Надо было сказать Анциферову, что Тургенев восхищался Шекспиром и тем самым присоединял его к родине. В том же смысле и наше преклонение перед Европой было ее усвоением и завоеванием. В защиту Европы можно сказать, что она уже давно наша.
Ветер колышет листики дерева, постоянно изменяя их положение в отношении источника света. Листик движется не от себя, а только от ветра, и у него своего нет ничего, все свое у него отдано делу и, как потом оказывается, делу дыхания, а дыхание через высшее существо в природе, человека, определено вместе с другими органами на выработку мысли.
Фауст когда еще живыми глазами вглядывался в устройство жизни и видел
Но когда Фауст ослеп, и все дела исчезли из глаз, и все внимание его перешло в слух, он услышал шепот листьев и рожденные в звуках слова.
Тогда он забыл о всяких делах. Какие уж тут дела, если ослеп. Но зато какой чудесный мир тогда открывается на слух!
В юношеской любви всегда участвует природа, и если предмет любви исчезает, то в природе он остается, как в зеркале: смотри на эту природу и будешь в ней видеть, как Тургенев, чистых девушек, детей в их совершенной простоте, в мужиках деревенских – шекспировских мудрецов, в обществе – цельного человека в его движении к идеалу.
Если бы не было такого «идеализма», никто бы детей не рождал, потому что в материальном отношении за пределами родового и племенного строя – это невыгодно.
Очень часто попадаются молодые Печорины в наше-то, советское время! Как это происходит, что мы летим во времени на самолетах, а Чичиков тоже с нами не отстает на своей тележке?
Очевидно, летит тоже с нами, на нас самих, как летят мелкие насекомые на крупных птицах из страны в страну.
Знаю, что Ване-шоферу отдать жизнь за меня на войне все равно, что раз плюнуть. И в то же время в обычной жизни ему тоже ничего не стоит надуть меня (потихоньку ездит на моей машине и губит ее).
Так два человека живут в нем: большой и маленький. Как живут они в нем, в борьбе? – Нет! Живут вполне мирно, разве только иногда большой смутится и почешется, как от укуса блохи.

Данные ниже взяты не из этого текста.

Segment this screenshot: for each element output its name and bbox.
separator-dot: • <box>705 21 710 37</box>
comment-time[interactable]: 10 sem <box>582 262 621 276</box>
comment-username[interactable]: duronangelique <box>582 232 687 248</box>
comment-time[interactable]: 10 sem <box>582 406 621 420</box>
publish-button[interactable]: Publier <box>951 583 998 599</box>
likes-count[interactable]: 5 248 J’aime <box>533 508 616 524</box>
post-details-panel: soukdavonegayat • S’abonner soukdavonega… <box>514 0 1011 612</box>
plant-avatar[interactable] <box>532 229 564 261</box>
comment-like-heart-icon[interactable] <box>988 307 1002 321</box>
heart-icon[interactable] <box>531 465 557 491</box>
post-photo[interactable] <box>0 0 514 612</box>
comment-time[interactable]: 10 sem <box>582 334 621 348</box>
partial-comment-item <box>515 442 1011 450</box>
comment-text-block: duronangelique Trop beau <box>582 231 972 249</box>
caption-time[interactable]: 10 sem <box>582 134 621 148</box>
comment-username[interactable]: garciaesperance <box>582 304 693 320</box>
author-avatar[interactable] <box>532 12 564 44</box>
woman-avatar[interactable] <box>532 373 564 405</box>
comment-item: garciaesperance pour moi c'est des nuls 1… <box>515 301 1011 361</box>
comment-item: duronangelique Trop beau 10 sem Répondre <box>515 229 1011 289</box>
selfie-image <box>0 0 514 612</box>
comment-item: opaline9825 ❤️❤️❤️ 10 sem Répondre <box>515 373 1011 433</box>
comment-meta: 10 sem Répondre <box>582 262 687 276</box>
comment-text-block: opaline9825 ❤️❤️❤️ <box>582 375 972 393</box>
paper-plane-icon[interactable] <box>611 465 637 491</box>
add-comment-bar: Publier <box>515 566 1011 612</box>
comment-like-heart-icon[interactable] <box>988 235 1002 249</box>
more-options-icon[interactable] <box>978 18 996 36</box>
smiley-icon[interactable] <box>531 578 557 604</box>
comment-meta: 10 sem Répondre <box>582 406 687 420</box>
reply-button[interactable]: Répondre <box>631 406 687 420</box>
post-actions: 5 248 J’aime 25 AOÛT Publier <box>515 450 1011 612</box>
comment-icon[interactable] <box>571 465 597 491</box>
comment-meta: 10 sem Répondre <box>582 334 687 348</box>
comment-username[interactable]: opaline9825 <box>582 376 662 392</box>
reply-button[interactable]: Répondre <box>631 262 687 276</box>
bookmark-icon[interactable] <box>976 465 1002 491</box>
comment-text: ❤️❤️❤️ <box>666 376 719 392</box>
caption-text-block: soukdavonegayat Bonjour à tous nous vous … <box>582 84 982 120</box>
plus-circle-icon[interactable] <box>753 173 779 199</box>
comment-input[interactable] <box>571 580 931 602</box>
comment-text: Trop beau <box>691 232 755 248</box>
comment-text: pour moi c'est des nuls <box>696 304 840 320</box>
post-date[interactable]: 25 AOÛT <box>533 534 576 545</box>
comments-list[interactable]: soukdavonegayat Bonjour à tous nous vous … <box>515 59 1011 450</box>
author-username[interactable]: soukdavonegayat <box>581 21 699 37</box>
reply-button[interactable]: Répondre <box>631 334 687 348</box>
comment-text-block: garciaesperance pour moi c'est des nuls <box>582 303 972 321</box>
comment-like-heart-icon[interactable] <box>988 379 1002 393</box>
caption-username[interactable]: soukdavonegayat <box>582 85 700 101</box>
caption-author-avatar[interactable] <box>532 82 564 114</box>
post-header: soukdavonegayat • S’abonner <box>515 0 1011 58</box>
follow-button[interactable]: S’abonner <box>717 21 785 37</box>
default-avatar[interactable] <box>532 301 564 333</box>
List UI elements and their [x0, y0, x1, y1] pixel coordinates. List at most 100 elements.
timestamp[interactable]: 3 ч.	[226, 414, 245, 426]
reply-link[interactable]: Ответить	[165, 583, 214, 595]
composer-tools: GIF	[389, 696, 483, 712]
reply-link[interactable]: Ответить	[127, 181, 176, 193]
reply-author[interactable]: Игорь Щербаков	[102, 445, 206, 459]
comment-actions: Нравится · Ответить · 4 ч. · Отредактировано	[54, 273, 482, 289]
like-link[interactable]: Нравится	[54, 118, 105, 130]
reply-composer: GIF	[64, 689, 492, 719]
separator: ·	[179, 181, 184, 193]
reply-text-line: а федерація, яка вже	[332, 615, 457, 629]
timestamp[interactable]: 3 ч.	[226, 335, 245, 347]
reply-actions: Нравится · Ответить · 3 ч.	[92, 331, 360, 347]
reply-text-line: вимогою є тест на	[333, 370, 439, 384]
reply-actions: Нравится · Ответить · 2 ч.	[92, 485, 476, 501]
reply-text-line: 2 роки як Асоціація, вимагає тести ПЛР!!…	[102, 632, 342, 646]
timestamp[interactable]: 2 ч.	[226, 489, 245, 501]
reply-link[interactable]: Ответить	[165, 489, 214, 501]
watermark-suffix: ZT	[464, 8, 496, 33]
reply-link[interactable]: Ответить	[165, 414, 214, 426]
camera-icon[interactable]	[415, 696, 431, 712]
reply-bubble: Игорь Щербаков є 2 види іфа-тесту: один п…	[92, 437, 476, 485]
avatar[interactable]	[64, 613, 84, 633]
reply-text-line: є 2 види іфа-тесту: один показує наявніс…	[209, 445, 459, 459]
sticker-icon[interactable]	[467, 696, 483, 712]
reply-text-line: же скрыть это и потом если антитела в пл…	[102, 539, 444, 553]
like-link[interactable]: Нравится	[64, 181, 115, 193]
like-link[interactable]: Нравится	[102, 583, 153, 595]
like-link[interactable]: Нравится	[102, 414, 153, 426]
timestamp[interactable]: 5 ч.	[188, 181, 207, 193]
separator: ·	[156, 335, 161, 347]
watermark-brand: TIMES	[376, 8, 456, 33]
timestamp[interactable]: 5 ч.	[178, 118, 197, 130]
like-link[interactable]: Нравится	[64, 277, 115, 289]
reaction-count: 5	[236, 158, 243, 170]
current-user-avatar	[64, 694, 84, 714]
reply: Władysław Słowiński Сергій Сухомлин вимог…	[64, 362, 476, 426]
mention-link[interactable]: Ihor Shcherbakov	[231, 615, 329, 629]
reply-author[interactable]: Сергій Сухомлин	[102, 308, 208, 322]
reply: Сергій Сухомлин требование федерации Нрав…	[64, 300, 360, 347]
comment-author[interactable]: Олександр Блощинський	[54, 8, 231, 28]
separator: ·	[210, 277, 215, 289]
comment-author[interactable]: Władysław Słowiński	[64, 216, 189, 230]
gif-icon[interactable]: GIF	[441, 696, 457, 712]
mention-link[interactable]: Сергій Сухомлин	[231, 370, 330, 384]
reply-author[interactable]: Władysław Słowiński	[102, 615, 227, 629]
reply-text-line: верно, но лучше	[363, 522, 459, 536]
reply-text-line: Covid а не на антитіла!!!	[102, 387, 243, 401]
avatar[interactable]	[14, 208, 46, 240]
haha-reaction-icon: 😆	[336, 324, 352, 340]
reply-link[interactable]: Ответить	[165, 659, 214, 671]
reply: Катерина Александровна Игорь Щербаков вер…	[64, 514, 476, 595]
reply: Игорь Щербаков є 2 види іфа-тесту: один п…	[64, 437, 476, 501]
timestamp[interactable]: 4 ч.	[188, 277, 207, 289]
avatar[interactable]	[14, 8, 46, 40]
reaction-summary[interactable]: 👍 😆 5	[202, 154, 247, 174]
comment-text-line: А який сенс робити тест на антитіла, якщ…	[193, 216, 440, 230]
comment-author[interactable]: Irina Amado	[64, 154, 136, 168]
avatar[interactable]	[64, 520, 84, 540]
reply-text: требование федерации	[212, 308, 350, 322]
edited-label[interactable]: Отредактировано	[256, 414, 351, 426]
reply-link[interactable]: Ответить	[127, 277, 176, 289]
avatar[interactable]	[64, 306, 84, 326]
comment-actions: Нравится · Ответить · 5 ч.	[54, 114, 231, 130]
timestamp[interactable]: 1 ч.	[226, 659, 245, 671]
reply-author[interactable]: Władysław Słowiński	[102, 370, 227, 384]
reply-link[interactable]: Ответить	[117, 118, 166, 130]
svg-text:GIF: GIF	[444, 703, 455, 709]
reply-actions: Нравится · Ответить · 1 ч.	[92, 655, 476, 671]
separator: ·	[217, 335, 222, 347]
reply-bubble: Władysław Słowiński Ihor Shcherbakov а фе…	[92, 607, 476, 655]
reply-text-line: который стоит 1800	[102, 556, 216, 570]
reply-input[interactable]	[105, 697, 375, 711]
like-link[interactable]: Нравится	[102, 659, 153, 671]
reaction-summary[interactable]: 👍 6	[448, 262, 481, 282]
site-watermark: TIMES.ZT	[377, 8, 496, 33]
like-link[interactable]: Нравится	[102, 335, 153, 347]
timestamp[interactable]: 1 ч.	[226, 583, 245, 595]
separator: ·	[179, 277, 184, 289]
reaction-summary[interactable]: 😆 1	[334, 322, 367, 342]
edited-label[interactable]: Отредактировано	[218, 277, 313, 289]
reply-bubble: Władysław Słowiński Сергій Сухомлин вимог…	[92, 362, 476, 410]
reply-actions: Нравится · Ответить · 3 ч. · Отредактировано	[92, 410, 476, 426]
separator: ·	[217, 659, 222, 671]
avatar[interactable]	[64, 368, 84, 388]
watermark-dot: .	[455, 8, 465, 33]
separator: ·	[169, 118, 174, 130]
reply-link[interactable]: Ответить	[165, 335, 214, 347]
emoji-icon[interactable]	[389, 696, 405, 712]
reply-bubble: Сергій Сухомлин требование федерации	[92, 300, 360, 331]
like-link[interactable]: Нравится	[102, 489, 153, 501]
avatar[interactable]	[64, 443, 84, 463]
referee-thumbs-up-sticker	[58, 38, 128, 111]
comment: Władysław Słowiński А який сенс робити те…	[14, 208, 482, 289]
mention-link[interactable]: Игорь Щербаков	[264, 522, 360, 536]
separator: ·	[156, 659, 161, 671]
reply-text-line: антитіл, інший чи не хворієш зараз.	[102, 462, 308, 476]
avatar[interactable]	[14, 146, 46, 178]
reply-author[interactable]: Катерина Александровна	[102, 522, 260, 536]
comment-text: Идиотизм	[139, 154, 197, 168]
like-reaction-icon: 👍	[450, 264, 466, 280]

Так летит журавль в Африку, и на нем блоха – тоже в Африку.
Все знают, что горе надо забывать, но мало кто понимает, что и всякий успех, счастье надо встречать, принимать и, сложив достижение в кладовую свою, как можно скорее тоже забывать.
И радость и горе надо забывать, а помнить надо только мысль в ее вечном движении.
Наступает пора, когда понимаешь людей, как понимает умный актер публику, когда она ему рукоплещет: он кланяется, прижимая руку к сердцу, а сам не сливается душой с этими поклонами и хорошо знает, какой он на самом-то деле, без дела, без грима и бутафории…
Ах, сколько всего дано пережить человеку, если он только живет долго и не устает мыслить. Какое это огромное поле!
Сельский учитель: энергичное старое лицо, все исписанное жизненными боевыми рубцами, устремленными к глазам, чтобы выказать мысль человека, – все, мол, проходит, и щечки-подушечки, и ямочки, и вся красота, но мысль в глазах остается.
Все было хорошо, но когда этот смоленский учитель стал жаловаться на народ, – тут открылся заурядный деревенский учитель.
Хороший учитель никогда не скажет плохо о своем народе, и если даже думает так, никогда не откроется с первого разу.
Как мы мечтали когда-то пятьдесят лет тому назад о женщине будущего по Бебелю! А теперь вон она стоит в красной шапочке в метро и провожает поезда. Будущее пришло и стало настоящим.
Так вот же и надо мечтать как можно больше, как можно сильнее мечтать, чтобы будущее обратить в настоящее. Вот и слава, слава тебе господи, что моя женщина будущего теперь стоит тут же в красной шапочке, а из-под военного картуза по плечам у нее кудрями рассыпается прическа наша модная «перманент». Значит, мечта наша была не пустая, и что есть такая мечта, похожая на силу обращения будущего в настоящее.
– Друг мой! Ты сам над собой смеешься: это ли твоя женщина будущего? Но мечтай, мечтай о будущем или о прошлом, сколько тебе хочется, только помни одно: и за будущее и за прошлое отвечает одно только настоящее.
Сколько поэм и романов посвящено домашнему уюту, где царствует женщина. Но не помню ни одного сочинения, посвященного уюту заседаний, когда все мужчины согласно воркуют, как голуби.
Мне кажется, я никогда еще в жизни не мог вникнуть в деловую сущность таких заседаний, но я всегда в них чувствовал какой-то никем не воспетый мужской уют.
Какая занозистая эта литературная особа, только боюсь, что эта скептическая поверхность, как мох, покрывает кочку, а в самой кочке нет ничего.